Insulin Resistance, Hyperinsulinemia, and LH: Relative Roles in Peripubertal Obesity-Associated Hyperandrogenemia

Abstract

Context: Peripubertal obesity is associated with variable hyperandrogenemia, but precise mechanisms remain unclear.

Objective: To assess insulin resistance, hyperinsulinemia, and LH roles in peripubertal obesity-associated hyperandrogenemia.

Design: Cross-sectional analysis.

Setting: Academic clinical research unit.

Participants: Eleven obese (body mass index for age ≥95%) peripubertal girls.

Intervention: Blood samples were taken during a mixed-meal tolerance test (1900 to 2100), overnight (2100 to 0700), while fasting (0700 to 0900), and during an 80 mU/m2/min hyperinsulinemic-euglycemic clamp (0900 to 1100).
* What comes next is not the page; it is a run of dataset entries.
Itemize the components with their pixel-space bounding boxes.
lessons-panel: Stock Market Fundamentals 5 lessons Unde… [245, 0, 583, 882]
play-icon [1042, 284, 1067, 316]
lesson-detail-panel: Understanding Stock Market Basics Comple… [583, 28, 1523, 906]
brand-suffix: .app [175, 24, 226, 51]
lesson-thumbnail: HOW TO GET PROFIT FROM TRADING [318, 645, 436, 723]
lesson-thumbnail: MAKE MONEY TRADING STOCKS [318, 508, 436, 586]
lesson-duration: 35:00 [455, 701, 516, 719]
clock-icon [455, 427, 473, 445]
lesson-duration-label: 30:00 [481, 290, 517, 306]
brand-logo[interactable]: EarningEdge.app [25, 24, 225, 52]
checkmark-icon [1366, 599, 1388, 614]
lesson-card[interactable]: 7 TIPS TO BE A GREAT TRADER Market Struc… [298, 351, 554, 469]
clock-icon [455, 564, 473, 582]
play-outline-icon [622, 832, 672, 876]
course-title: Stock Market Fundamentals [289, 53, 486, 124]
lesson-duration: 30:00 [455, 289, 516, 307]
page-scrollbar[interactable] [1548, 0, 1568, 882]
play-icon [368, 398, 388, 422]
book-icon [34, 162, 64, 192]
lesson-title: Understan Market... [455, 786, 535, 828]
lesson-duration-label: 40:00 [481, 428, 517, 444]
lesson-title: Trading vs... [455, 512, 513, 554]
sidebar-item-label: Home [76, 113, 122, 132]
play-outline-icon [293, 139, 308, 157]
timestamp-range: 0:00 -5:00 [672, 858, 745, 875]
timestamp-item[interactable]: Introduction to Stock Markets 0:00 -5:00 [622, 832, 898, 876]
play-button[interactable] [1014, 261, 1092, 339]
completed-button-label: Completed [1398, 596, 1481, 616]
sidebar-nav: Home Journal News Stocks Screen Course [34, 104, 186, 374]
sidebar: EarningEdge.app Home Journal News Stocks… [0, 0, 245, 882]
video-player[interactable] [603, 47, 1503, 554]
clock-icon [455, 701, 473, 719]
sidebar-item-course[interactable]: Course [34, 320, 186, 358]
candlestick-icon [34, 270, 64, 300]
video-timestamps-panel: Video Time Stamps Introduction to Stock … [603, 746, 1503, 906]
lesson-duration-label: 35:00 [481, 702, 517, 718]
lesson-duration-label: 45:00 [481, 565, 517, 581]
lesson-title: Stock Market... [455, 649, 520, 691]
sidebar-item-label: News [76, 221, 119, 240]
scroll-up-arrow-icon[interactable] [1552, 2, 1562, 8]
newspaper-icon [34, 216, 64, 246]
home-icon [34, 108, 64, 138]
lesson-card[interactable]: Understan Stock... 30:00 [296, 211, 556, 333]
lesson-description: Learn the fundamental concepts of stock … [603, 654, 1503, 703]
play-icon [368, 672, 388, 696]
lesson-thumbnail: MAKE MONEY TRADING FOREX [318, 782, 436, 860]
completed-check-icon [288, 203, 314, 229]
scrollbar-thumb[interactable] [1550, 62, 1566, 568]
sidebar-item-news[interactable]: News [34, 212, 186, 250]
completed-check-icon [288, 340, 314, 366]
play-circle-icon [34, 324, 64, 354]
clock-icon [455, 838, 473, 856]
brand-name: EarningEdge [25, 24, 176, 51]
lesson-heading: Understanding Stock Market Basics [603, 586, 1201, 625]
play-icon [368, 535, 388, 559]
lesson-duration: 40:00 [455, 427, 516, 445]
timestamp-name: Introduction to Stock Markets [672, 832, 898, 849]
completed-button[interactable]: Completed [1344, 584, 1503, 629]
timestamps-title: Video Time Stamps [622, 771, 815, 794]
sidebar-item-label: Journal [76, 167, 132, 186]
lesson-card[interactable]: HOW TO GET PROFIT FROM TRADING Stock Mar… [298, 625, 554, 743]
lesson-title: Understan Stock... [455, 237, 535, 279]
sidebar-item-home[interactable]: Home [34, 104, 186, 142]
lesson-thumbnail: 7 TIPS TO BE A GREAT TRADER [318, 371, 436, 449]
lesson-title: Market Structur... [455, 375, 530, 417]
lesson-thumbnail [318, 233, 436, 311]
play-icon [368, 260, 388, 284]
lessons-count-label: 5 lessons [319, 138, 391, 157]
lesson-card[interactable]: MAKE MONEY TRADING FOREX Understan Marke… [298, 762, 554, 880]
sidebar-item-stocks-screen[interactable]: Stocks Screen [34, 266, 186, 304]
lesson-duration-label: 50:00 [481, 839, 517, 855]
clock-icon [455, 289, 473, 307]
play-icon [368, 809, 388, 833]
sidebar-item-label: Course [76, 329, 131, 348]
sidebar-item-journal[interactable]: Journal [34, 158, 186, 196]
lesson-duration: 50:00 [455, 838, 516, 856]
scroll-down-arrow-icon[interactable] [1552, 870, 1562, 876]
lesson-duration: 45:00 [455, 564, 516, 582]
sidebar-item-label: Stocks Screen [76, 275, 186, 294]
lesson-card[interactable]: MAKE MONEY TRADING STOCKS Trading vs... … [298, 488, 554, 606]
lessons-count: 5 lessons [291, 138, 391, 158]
Main outcome measures: The dependent variable was morning free testosterone level; independent variables were insulin sensitivity index (ISI), estimated 24-hour insulin, and estimated 24-hour LH levels.

Results: All participants demonstrated insulin resistance and hyperinsulinemia. ISI, but not estimated 24-hour insulin level, correlated positively with morning free testosterone level when correcting for estimated 24-hour LH level and Tanner stage (rs = 0.68, P = 0.046). The correlation between estimated 24-hour LH and free testosterone levels approached significance after adjusting for estimated 24-hour insulin level and Tanner stage (rs = 0.63, P = 0.067). Estimated 24-hour insulin level did not correlate with free testosterone level after adjusting for estimated 24-hour LH level and Tanner stage (rs = 0.47, P = 0.20).

Conclusion: In insulin-resistant obese girls with hyperinsulinemia, free testosterone levels correlated positively with insulin sensitivity and, likely, circulating LH concentrations but not with circulating insulin levels. In the setting of relatively uniform hyperinsulinemia, variable steroidogenic-cell insulin sensitivity may correlate with metabolic insulin sensitivity and contribute to variable free testosterone concentrations.

Trial registration: ClinicalTrials.gov NCT00928759.

Figures

Figure 1.

Study protocol and insulin levels. (a) Schematic of the study protocol. (b) Insulin levels achieved during study (mean ± SEM). Specifically, insulin was measured before and after mixed-meal ingestion, during an observed overnight fast, and during a hyperinsulinemic-euglycemic clamp.

Figure 2.

Potential predictors of free T (simple relationships). Simple relationship between (a) ISI and morning free-T level; (b) estimated 24-hour mean insulin and morning free-T levels; and (c) estimated 24-hour mean LH and morning free-T levels. Numbers associated with data points denote participant numbers that correspond to participant-level data.

Figure 3.

Adiposity, insulin sensitivity, and insulin secretion. ISI was not significantly correlated with either (a) BMI z-scores or (b) estimated average 24-hour insulin concentrations. (c) A plot of ISI vs insulinogenic index during the MMTT did not clearly demonstrate the expected curvilinear relationship.

Figure 4.

A hypothetical model. This model stipulates steroidogenic cell insulin sensitivity is a determinant of androgen production, and that although steroidogenic-cell insulin sensitivity is substantially greater than peripheral (muscle) metabolic insulin sensitivity (in keeping with the insulin paradox), it correlates positively with peripheral metabolic insulin sensitivity. The figure denotes how plasma insulin levels generally increase as a function of worsening ISI [i.e., increasing peripheral (muscle) metabolic insulin resistance], but insulin concentrations may plateau (i.e., may not vary as a simple function of insulin sensitivity) due to emerging β-cell failure. The shaded area labeled “A” represents the putative range within which the strong relationship between insulin and T concentrations masks a positive correlation between insulin sensitivity and T. The shaded area labeled “B” represents the putative range within which hyperinsulinemia may be marked but may not vary as a simple function of insulin sensitivity, thus unmasking a positive correlation between insulin sensitivity and T.